Revenu de Bénévent sur ces entrefaites, Grimoald adressa de Pavie au kha-kan un message par lequel, tout en le remerciant de ses services, il l'invitait à retourner chez lui, plutôt que de réduire à néant, comme il faisait, une terre lombarde. «Cette terre est à moi, répondit froidement le barbare, je l'ai gagnée à la pointe de ma lance et ne la céderai à âme qui vive[258].» Il fallait se battre sans délai ou se résigner à perdre le Frioul; et Grimoald presque sans armée, car ses troupes étaient encore pour la plupart dans le midi de l'Italie, n'hésita point à se mettre en campagne. Sa prompte apparition étonna l'ennemi, qui ne l'attendait pas si tôt; et comme il achevait de dresser son camp, il vit arriver vers lui deux parlementaires ou plutôt deux espions qui, sous prétexte de propositions d'arrangement, étaient chargés d'observer ses forces.
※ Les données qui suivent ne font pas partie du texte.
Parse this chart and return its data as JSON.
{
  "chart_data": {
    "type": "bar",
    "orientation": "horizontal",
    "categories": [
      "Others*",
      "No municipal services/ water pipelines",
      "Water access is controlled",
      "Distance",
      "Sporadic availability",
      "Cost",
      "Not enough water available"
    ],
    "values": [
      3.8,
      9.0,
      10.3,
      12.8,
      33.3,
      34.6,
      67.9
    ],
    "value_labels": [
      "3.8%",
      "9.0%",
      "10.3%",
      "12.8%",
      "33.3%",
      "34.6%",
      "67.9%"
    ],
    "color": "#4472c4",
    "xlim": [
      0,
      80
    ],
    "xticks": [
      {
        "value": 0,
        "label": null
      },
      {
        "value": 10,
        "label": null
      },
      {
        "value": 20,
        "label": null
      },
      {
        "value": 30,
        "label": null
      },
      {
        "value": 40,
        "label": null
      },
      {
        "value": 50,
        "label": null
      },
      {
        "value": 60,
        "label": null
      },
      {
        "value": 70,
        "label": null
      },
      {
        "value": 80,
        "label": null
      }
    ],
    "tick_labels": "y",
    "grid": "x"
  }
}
Grimoald ne se méprit point sur leur intention, et tout en affectant de les bien recevoir, il les retint constamment à ses côtés, les surveillant de près, et ne leur permettant de voir que ce qu'il voulut bien leur montrer. Ainsi l'on raconte qu'il fit défiler devant eux à plusieurs reprises les mêmes corps de troupes différemment équipés[259] pour simuler une armée double ou triple de celle qu'il avait réellement. Les espions avars s'y trompèrent; et dupes de la ruse du Lombard, ils allèrent communiquer leur frayeur au kha-kan, qui partit le jour même sans oser combattre.
[Note 258: ][(retour) ] Qui legatos ad Grimoaldum mittunt dicentes: Forum Julii se minime relicturos, ut quod armis propriis conquisissent. Id., ibid.
[Note 259: ][(retour) ] Eosdem ipsos, quos habebat, diverso habitu, variisque instructos armis, ante oculos legatorum per dies aliquot, quasi novus jugiter exercitus adveniret, frequenter transire fecit. Paul. Diac., v, 21.